Walking Tours

In 1.252J Urban Transportation Planning, Frederick Salvucci organizes walking tours featuring aspects of Boston’s transportation history and local transportation issues. These walking tours are often highlights of the course for students. In this section, he shares some of the locations he visits with students and offers advice to educators planning walking tours of their own.

Cambridge and the Inner Belt

We begin by walking near Central Square in Cambridge, in an area that was supposed to be torn down in the 1960s to build the Inner Belt (Interstate 695). The community protested and the highway was never constructed. On the walk, I explain to students how the plan did not make any sense from a socioeconomic point of view. We also talk about how it made no sense from a traffic point of view, which is kind of shocking, because it was supposed to be a transportation facility. The walking tour enables students to see the result of blocking the highway from being built: a neighborhood that still thrives today.

Tall mutli-colored row houses in Boston’s South End.

A block from the South End of Boston. (Courtesy of Greg Lyons on Flikr. CC-BY.)

The South End and the Orange Line

Then, we take the bus to the Massachusetts Avenue Station and the MBTA Orange Line, where the Southeast Expressway extension was supposed to blast through the South End of Boston. Just as with the Central Square stop, we do this to see the kind of neighborhood that was threatened. I explain that we were able to block the extension, and at the same time, were able to secure an equal amount of money for public transit. Students observe, first hand, the benefits of spending the money on the building of the Orange Line and the public park over the line between Massachusetts Avenue and Back Bay Station.

The Big Dig

Depending on the weather, we usually walk around Copley Place in Back Bay, and sometimes get on the subway and go to North Station. We look at how North Station has evolved. We might look at a block of the Rose Fitzgerald Kennedy Greenway, which grew out of the Big Dig. We also might go see the stone that marks the center of Boston, just off of Hanover Street, before taking the subway back to MIT.

We usually walk that route, unless it’s raining, in which case I have a covered route that focuses more on the inside of the subway system, such as Park Street Station and North Station. So there’s a good weather route and a bad weather route, each offering different perspectives on similar topics: the neighborhood that would have been destroyed by the Inner Belt, the way money was spent in the South End on the Orange Line — and a little piece of the Big Dig.
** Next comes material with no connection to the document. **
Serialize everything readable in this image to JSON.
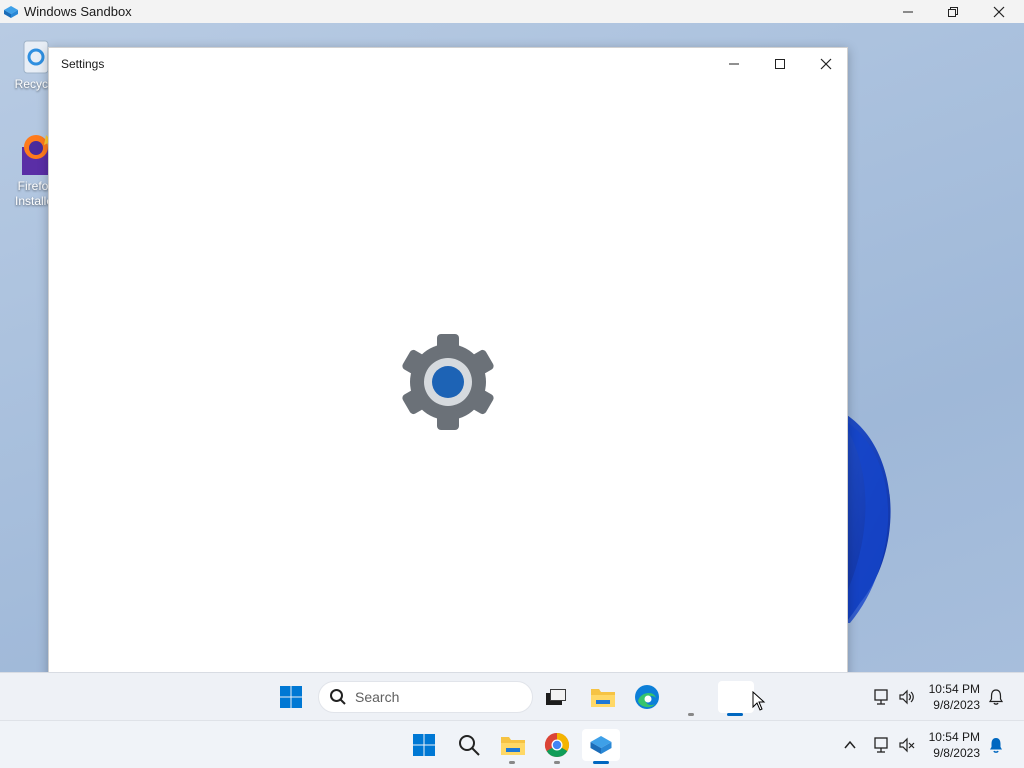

Advice for Educators Planning Walking Tours

The idea is to get students to see different things.

— Frederick Salvucci

If you are going to design a walking tour for a similar course, I would recommend selecting sites that you know yourself from your own experience, or that you’ve learned about, so you can point things out that your students wouldn’t notice or understand if they walked by themselves. The idea is to get students to see different things.  Also, pick a nice day, if you can, because part of the fun is being outside, looking at, and enjoying, the city.